MONSIEUR !

MONSIEUR !

 

 

 

 

 

      En novembre dernier, Radio France fêtait le livre et c’était temps gris, la bourgeoisie culturelle était triste de ne voir plus qu’elle et d’inviter toujours les mêmes.

Beaucoup d’auteurs très consacrés, âgés, se retrouvaient seuls.
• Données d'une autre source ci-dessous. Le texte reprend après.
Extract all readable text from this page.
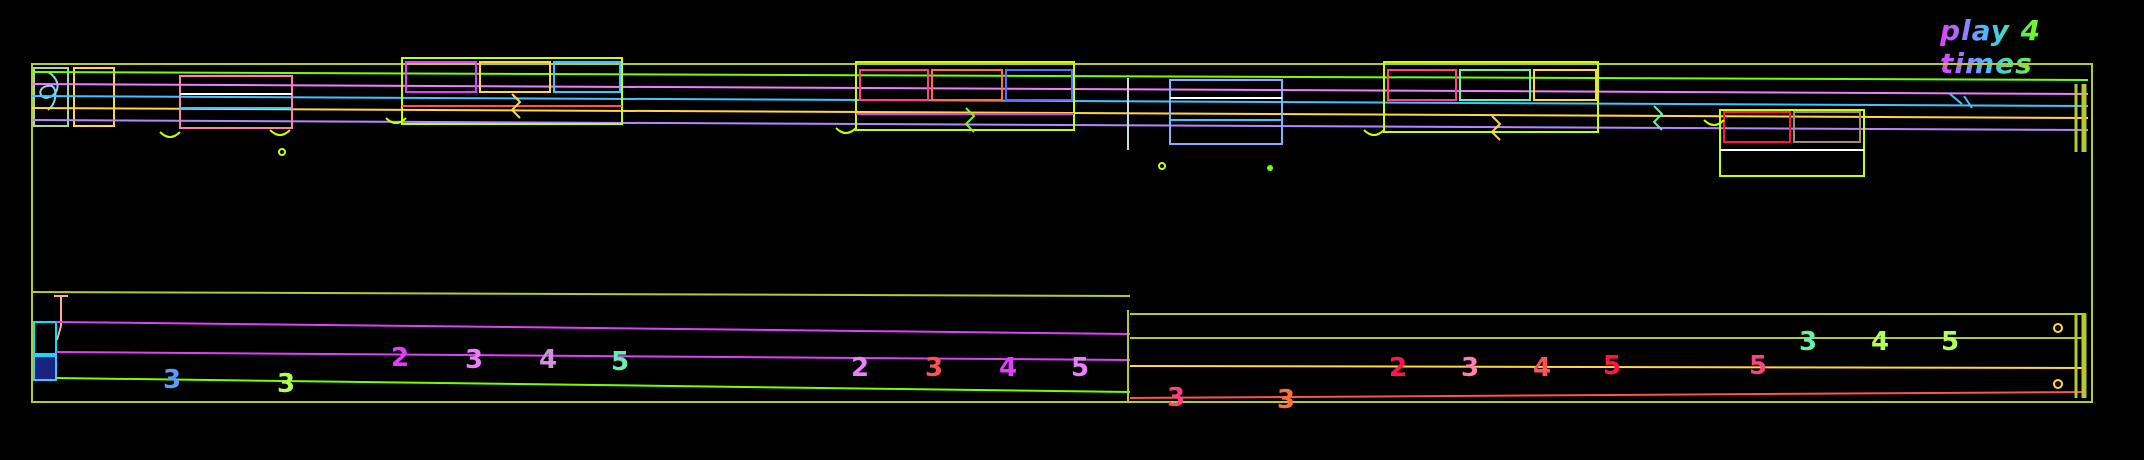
play 4 times
3	3
2 3 4 5	2 3 4 5
3	3
2 3 4 5	5
3 4 5
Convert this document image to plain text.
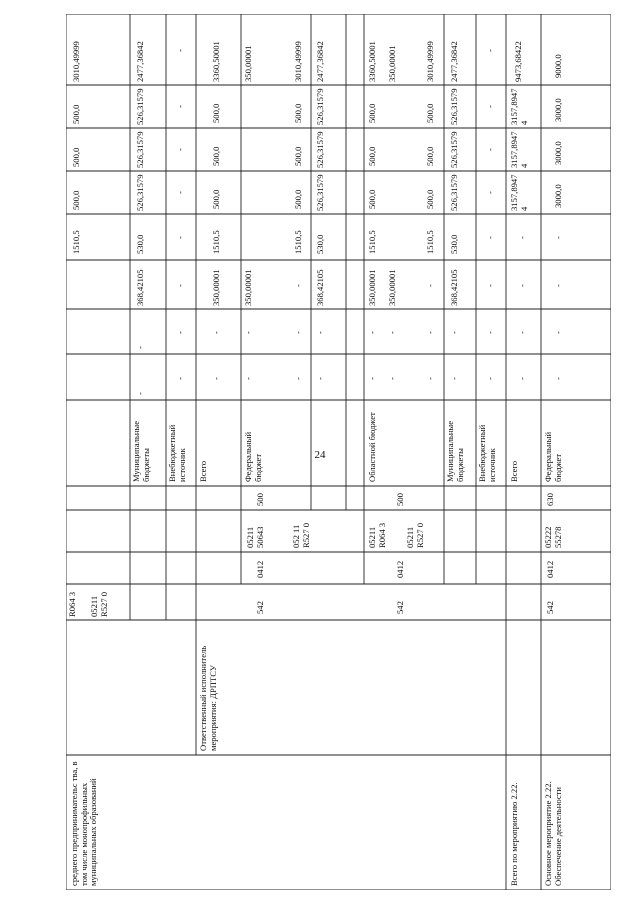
24
среднего предпринимательс тва, в том числе монопрофильных муниципальных образований
R064 3 05211 R527 0
1510,5
500,0
500,0
500,0
3010,49999
Муниципальные бюджеты
-
-
368,42105
530,0
526,31579
526,31579
526,31579
2477,36842
Внебюджетный источник
-
-
-
-
-
-
-
-
Ответственный исполнитель мероприятия: ДРПТСУ
542
0412
05211 50643	052 11 R527 0
500
Всего
-
-
350,00001
1510,5
500,0
500,0
500,0
3360,50001
Федеральный бюджет
-
-
350,00001
350,00001
-
-
-
1510,5
500,0
500,0
500,0
3010,49999
-
-
368,42105
530,0
526,31579
526,31579
526,31579
2477,36842
542
0412
05211 R064 3 05211 R527 0
500
Областной бюджет
-
-
350,00001
1510,5
500,0
500,0
500,0
3360,50001
-
-
350,00001
350,00001
-
-
-
1510,5
500,0
500,0
500,0
3010,49999
Муниципальные бюджеты
-
-
368,42105
530,0
526,31579
526,31579
526,31579
2477,36842
Внебюджетный источник
-
-
-
-
-
-
-
-
Всего по мероприятию 2.22.
Всего
-
-
-
-
3157,8947 4
3157,8947 4
3157,8947 4
9473,68422
Основное мероприятие 2.22. Обеспечение деятельности
542
0412
05222 55278
630
Федеральный бюджет
-
-
-
-
3000,0
3000,0
3000,0
9000,0
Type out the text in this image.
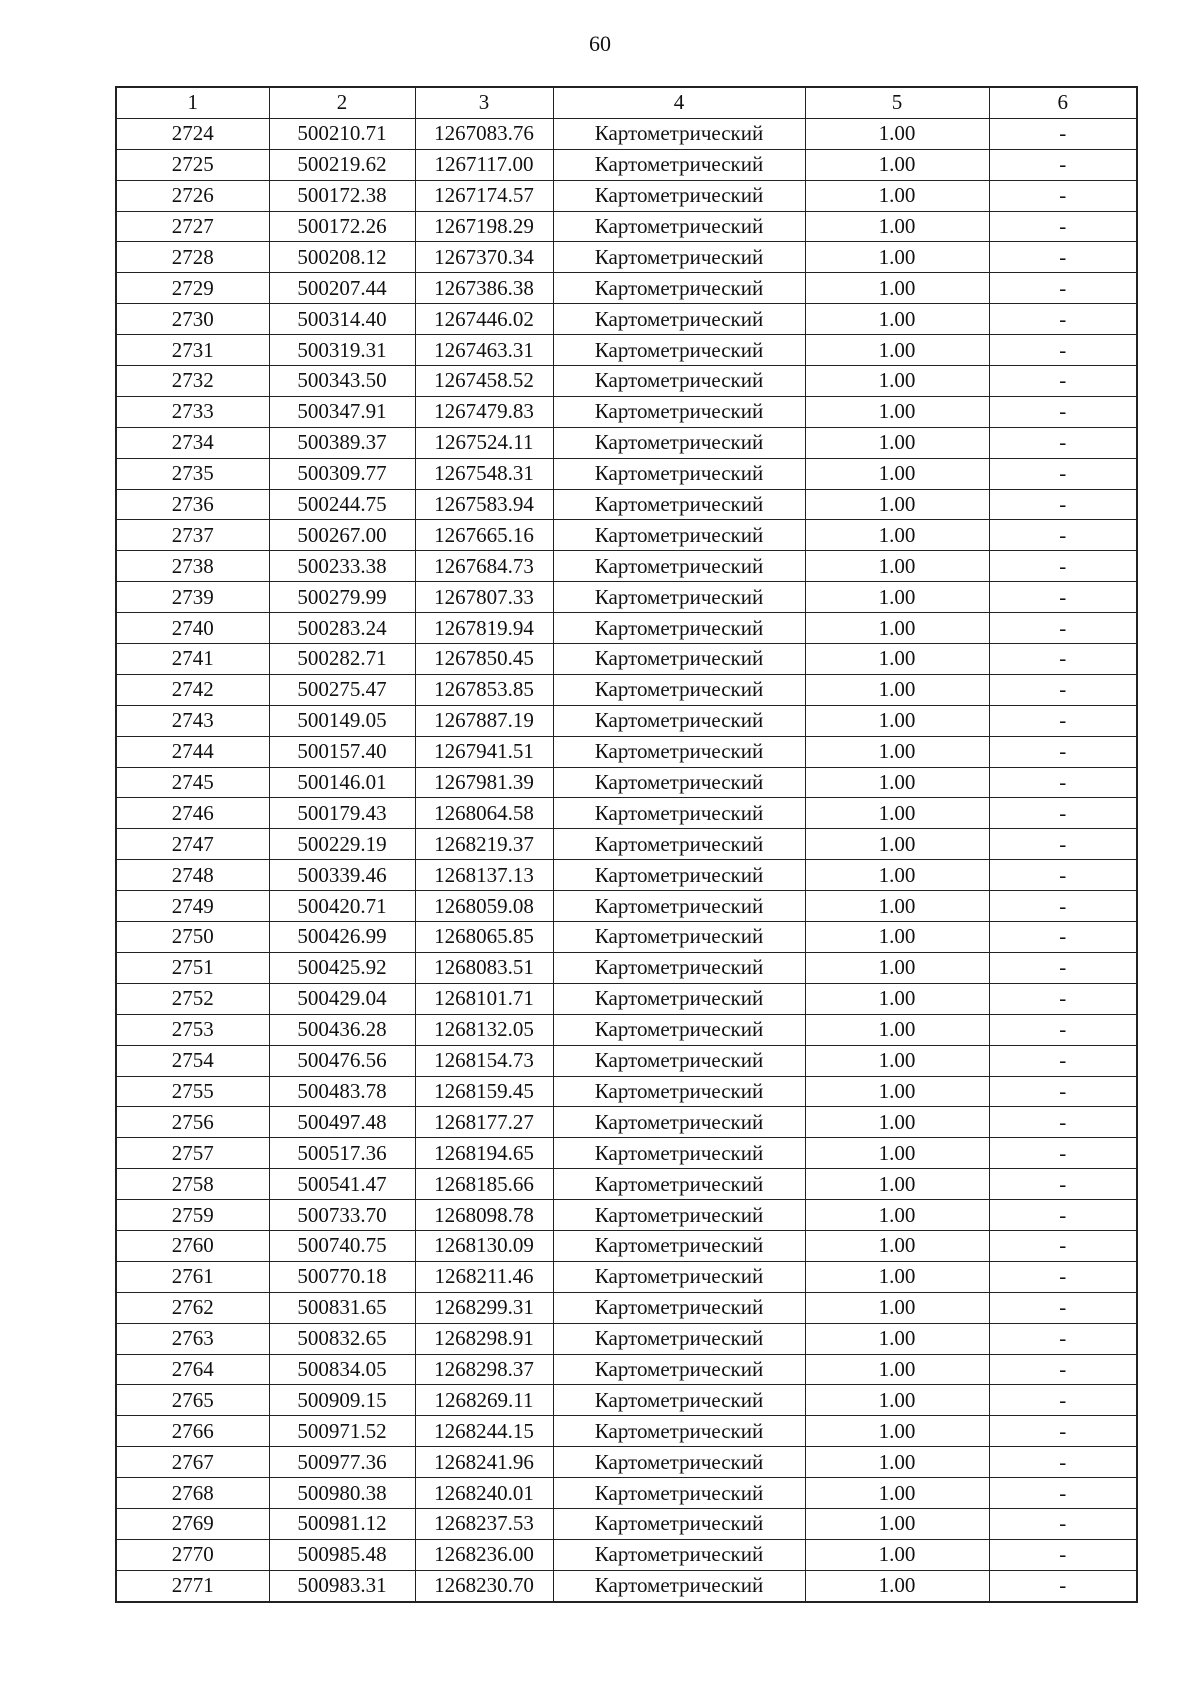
60
1	2	3	4	5	6
2724	500210.71	1267083.76	Картометрический	1.00	-
2725	500219.62	1267117.00	Картометрический	1.00	-
2726	500172.38	1267174.57	Картометрический	1.00	-
2727	500172.26	1267198.29	Картометрический	1.00	-
2728	500208.12	1267370.34	Картометрический	1.00	-
2729	500207.44	1267386.38	Картометрический	1.00	-
2730	500314.40	1267446.02	Картометрический	1.00	-
2731	500319.31	1267463.31	Картометрический	1.00	-
2732	500343.50	1267458.52	Картометрический	1.00	-
2733	500347.91	1267479.83	Картометрический	1.00	-
2734	500389.37	1267524.11	Картометрический	1.00	-
2735	500309.77	1267548.31	Картометрический	1.00	-
2736	500244.75	1267583.94	Картометрический	1.00	-
2737	500267.00	1267665.16	Картометрический	1.00	-
2738	500233.38	1267684.73	Картометрический	1.00	-
2739	500279.99	1267807.33	Картометрический	1.00	-
2740	500283.24	1267819.94	Картометрический	1.00	-
2741	500282.71	1267850.45	Картометрический	1.00	-
2742	500275.47	1267853.85	Картометрический	1.00	-
2743	500149.05	1267887.19	Картометрический	1.00	-
2744	500157.40	1267941.51	Картометрический	1.00	-
2745	500146.01	1267981.39	Картометрический	1.00	-
2746	500179.43	1268064.58	Картометрический	1.00	-
2747	500229.19	1268219.37	Картометрический	1.00	-
2748	500339.46	1268137.13	Картометрический	1.00	-
2749	500420.71	1268059.08	Картометрический	1.00	-
2750	500426.99	1268065.85	Картометрический	1.00	-
2751	500425.92	1268083.51	Картометрический	1.00	-
2752	500429.04	1268101.71	Картометрический	1.00	-
2753	500436.28	1268132.05	Картометрический	1.00	-
2754	500476.56	1268154.73	Картометрический	1.00	-
2755	500483.78	1268159.45	Картометрический	1.00	-
2756	500497.48	1268177.27	Картометрический	1.00	-
2757	500517.36	1268194.65	Картометрический	1.00	-
2758	500541.47	1268185.66	Картометрический	1.00	-
2759	500733.70	1268098.78	Картометрический	1.00	-
2760	500740.75	1268130.09	Картометрический	1.00	-
2761	500770.18	1268211.46	Картометрический	1.00	-
2762	500831.65	1268299.31	Картометрический	1.00	-
2763	500832.65	1268298.91	Картометрический	1.00	-
2764	500834.05	1268298.37	Картометрический	1.00	-
2765	500909.15	1268269.11	Картометрический	1.00	-
2766	500971.52	1268244.15	Картометрический	1.00	-
2767	500977.36	1268241.96	Картометрический	1.00	-
2768	500980.38	1268240.01	Картометрический	1.00	-
2769	500981.12	1268237.53	Картометрический	1.00	-
2770	500985.48	1268236.00	Картометрический	1.00	-
2771	500983.31	1268230.70	Картометрический	1.00	-
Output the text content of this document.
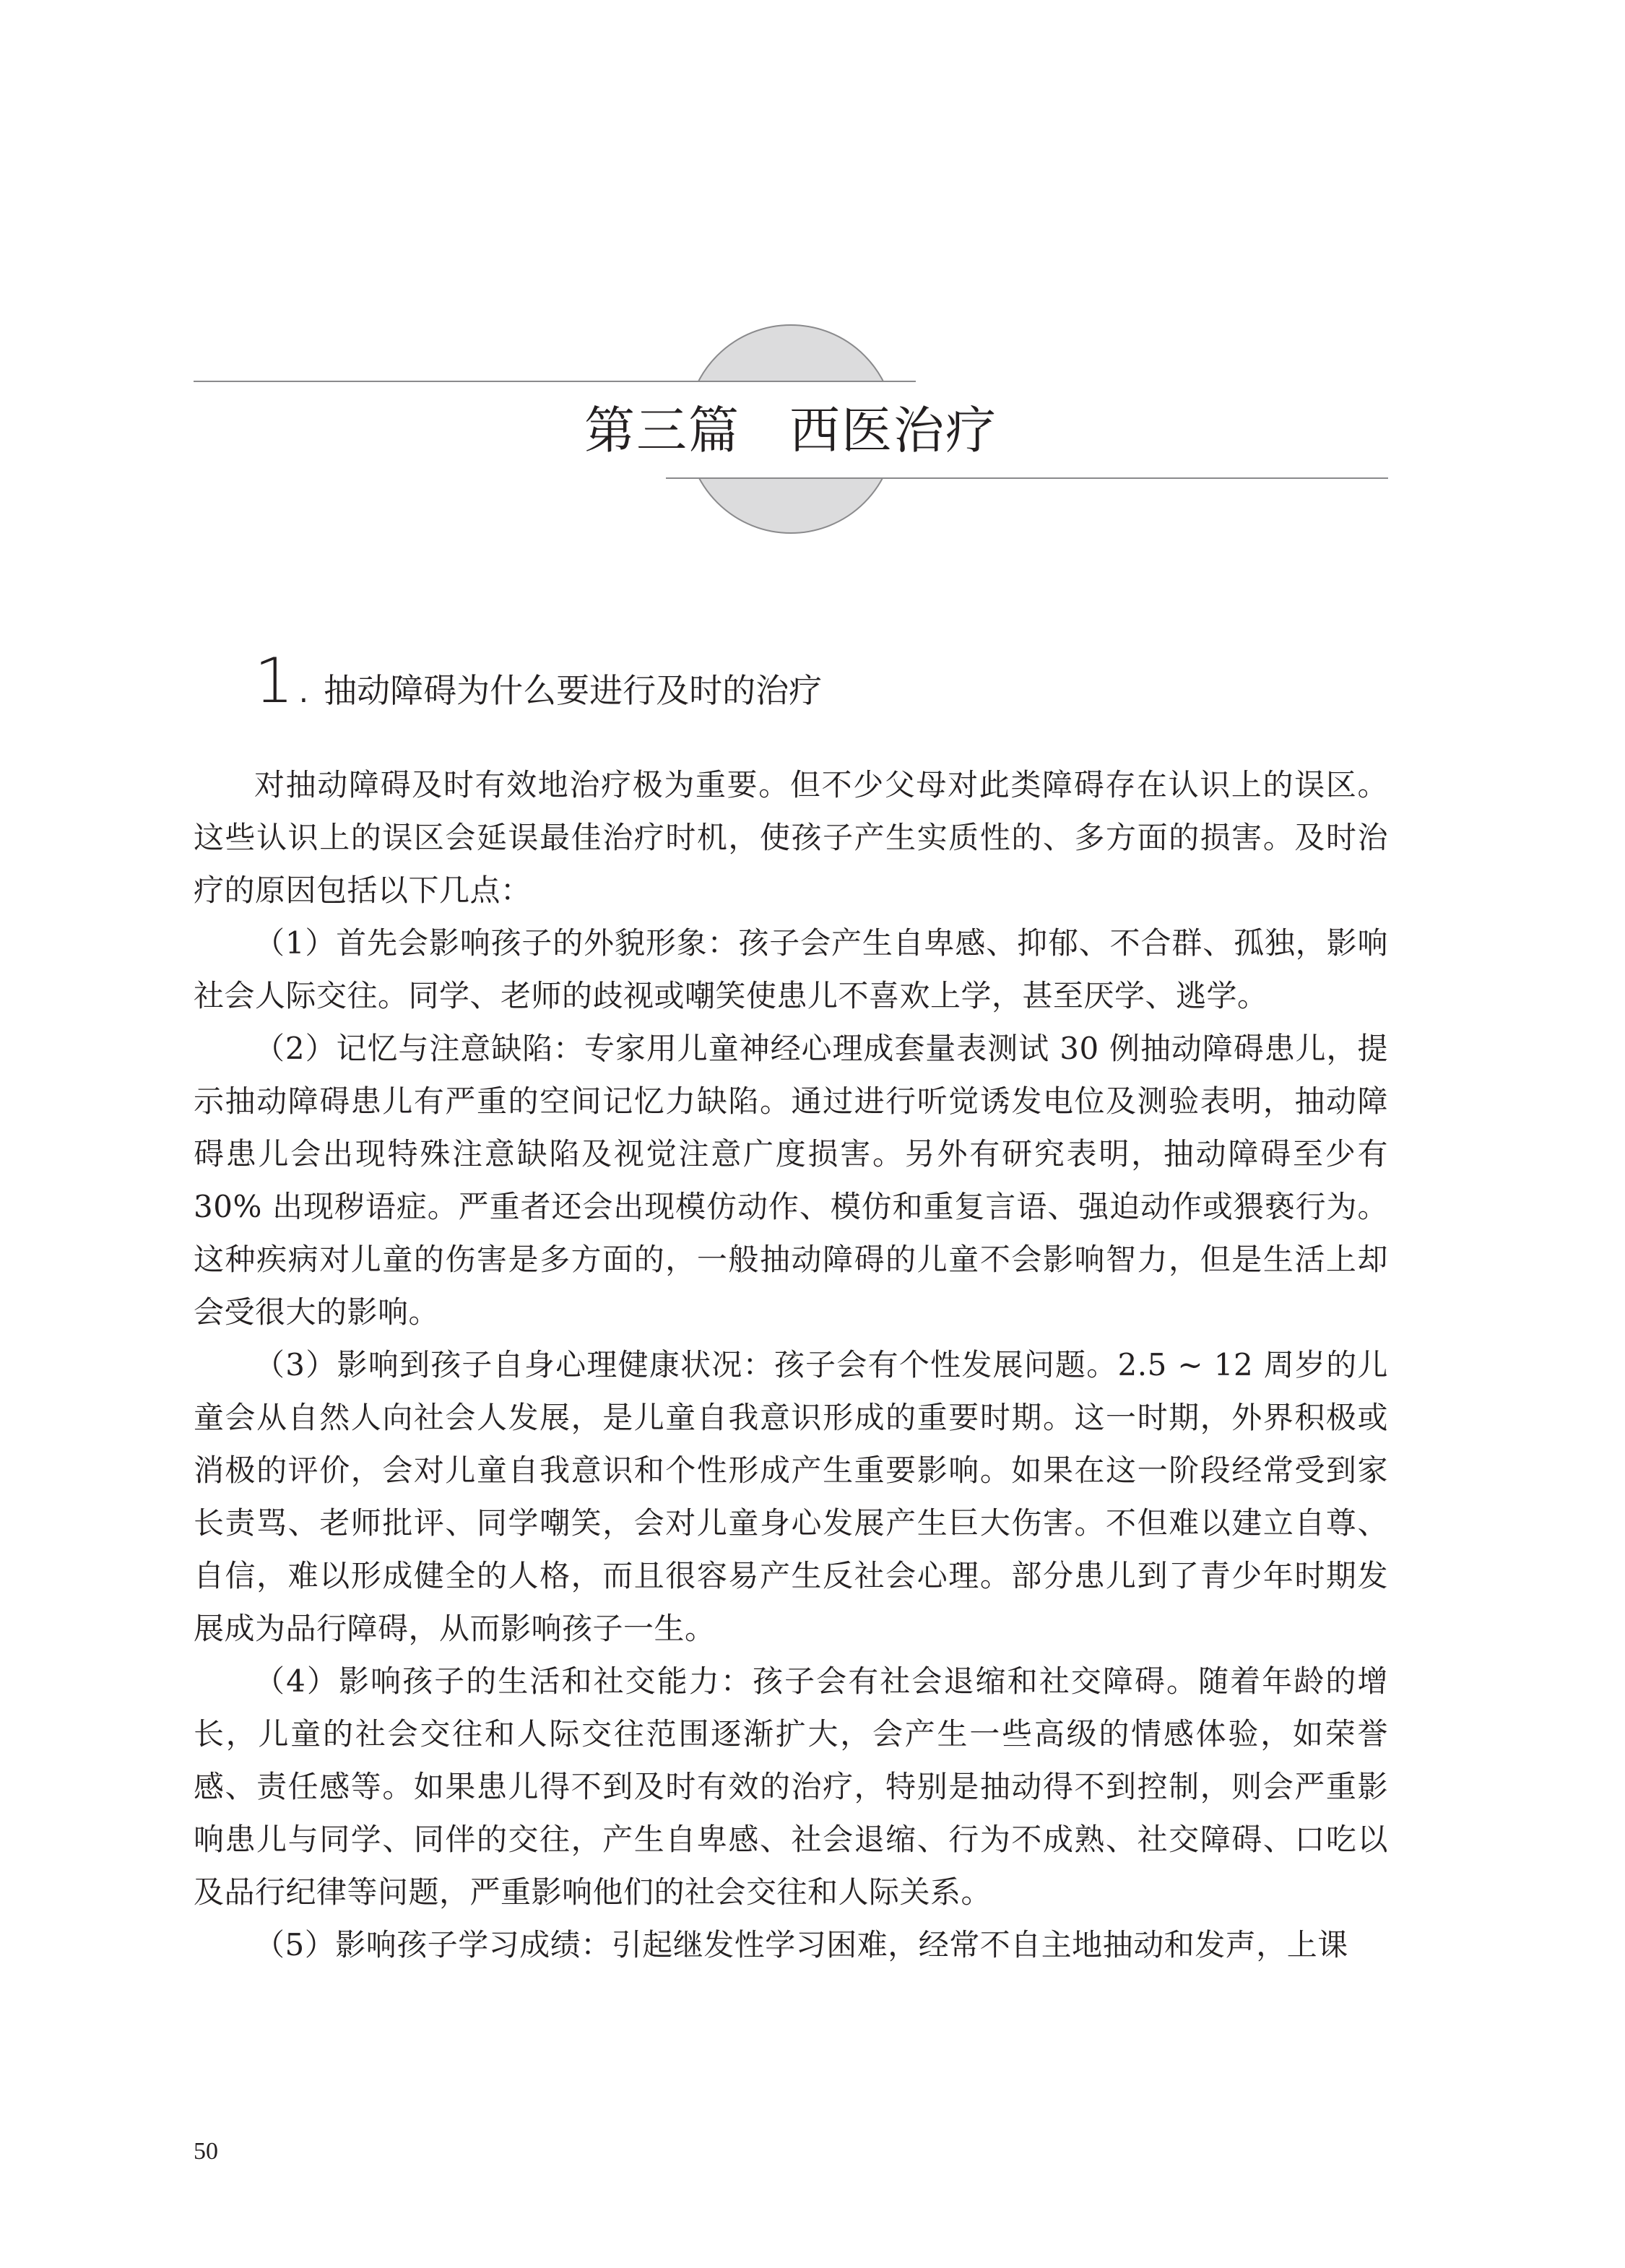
第三篇 西医治疗
1. 抽动障碍为什么要进行及时的治疗

对抽动障碍及时有效地治疗极为重要。但不少父母对此类障碍存在认识上的误区。这些认识上的误区会延误最佳治疗时机，使孩子产生实质性的、多方面的损害。及时治疗的原因包括以下几点：

（1）首先会影响孩子的外貌形象：孩子会产生自卑感、抑郁、不合群、孤独，影响社会人际交往。同学、老师的歧视或嘲笑使患儿不喜欢上学，甚至厌学、逃学。

（2）记忆与注意缺陷：专家用儿童神经心理成套量表测试 30 例抽动障碍患儿，提示抽动障碍患儿有严重的空间记忆力缺陷。通过进行听觉诱发电位及测验表明，抽动障碍患儿会出现特殊注意缺陷及视觉注意广度损害。另外有研究表明，抽动障碍至少有 30% 出现秽语症。严重者还会出现模仿动作、模仿和重复言语、强迫动作或猥亵行为。这种疾病对儿童的伤害是多方面的，一般抽动障碍的儿童不会影响智力，但是生活上却会受很大的影响。

（3）影响到孩子自身心理健康状况：孩子会有个性发展问题。2.5 ~ 12 周岁的儿童会从自然人向社会人发展，是儿童自我意识形成的重要时期。这一时期，外界积极或消极的评价，会对儿童自我意识和个性形成产生重要影响。如果在这一阶段经常受到家长责骂、老师批评、同学嘲笑，会对儿童身心发展产生巨大伤害。不但难以建立自尊、自信，难以形成健全的人格，而且很容易产生反社会心理。部分患儿到了青少年时期发展成为品行障碍，从而影响孩子一生。

（4）影响孩子的生活和社交能力：孩子会有社会退缩和社交障碍。随着年龄的增长，儿童的社会交往和人际交往范围逐渐扩大，会产生一些高级的情感体验，如荣誉感、责任感等。如果患儿得不到及时有效的治疗，特别是抽动得不到控制，则会严重影响患儿与同学、同伴的交往，产生自卑感、社会退缩、行为不成熟、社交障碍、口吃以及品行纪律等问题，严重影响他们的社会交往和人际关系。

（5）影响孩子学习成绩：引起继发性学习困难，经常不自主地抽动和发声，上课

50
Alain Finkielkraut s’était absenté de son stand. Sur le bureau où il était assigné, il n’y avait plus ses essais, les livres personnels, entiers, que furent La Sagesse de l’amour, ouvrage d’une cadence classique étrange, le Mécontemporain, que j’avais adoré à vingt ans, et tant d’autres livres plus célèbres, ou plus tardifs. Il y avait des ouvrages de collectifs qu’il dirigeait.

Tout à coup il passa au loin. Une foule retenait le passage. Je me précipitai à sa suite. Je l’appelai quatre fois. De dos, entêté de dos, jamais il ne manifesta le moindre signe qu’il avait entendu. Monsieur ! Monsieur ! Monsieur ! Monsieur ! Je n’ai osé toucher sa manche. Il était en habit noir. Je l’ai arrêté. Je me suis présentée. Je lui ai donné mon nom, pas de dessins, mon nom civil. Il a paru n’en avoir jamais entendu parler.

« Je suis muette, je ne sais pas parler aux auteurs, mais j’avais envie de vous rencontrer, de vous serrer la main. »

Il est haut de corps avec une tête imposante. Une ossature élevée. Il a le visage neutre et puis sourit doucement :

« Vous êtes très gentille », dit-il. 

Il m’a serré la main, la sienne était comme un turban de plastique et de soie. Courtois, d’une sensibilité retenue, il avait une assistante devant lui et portait un livre rouge, un livre vert. Il ne semblait pas habitué à ces gestes de rencontre fortuite. Je ne sais.

« Au-revoir, a-t-il dit.

-Au-revoir, mais je ne suis pas sûre que j’aurai cette occasion », dis-je, trop bouleversée de mon geste.

Avec son assistante, il partit, il descendit l’escalier.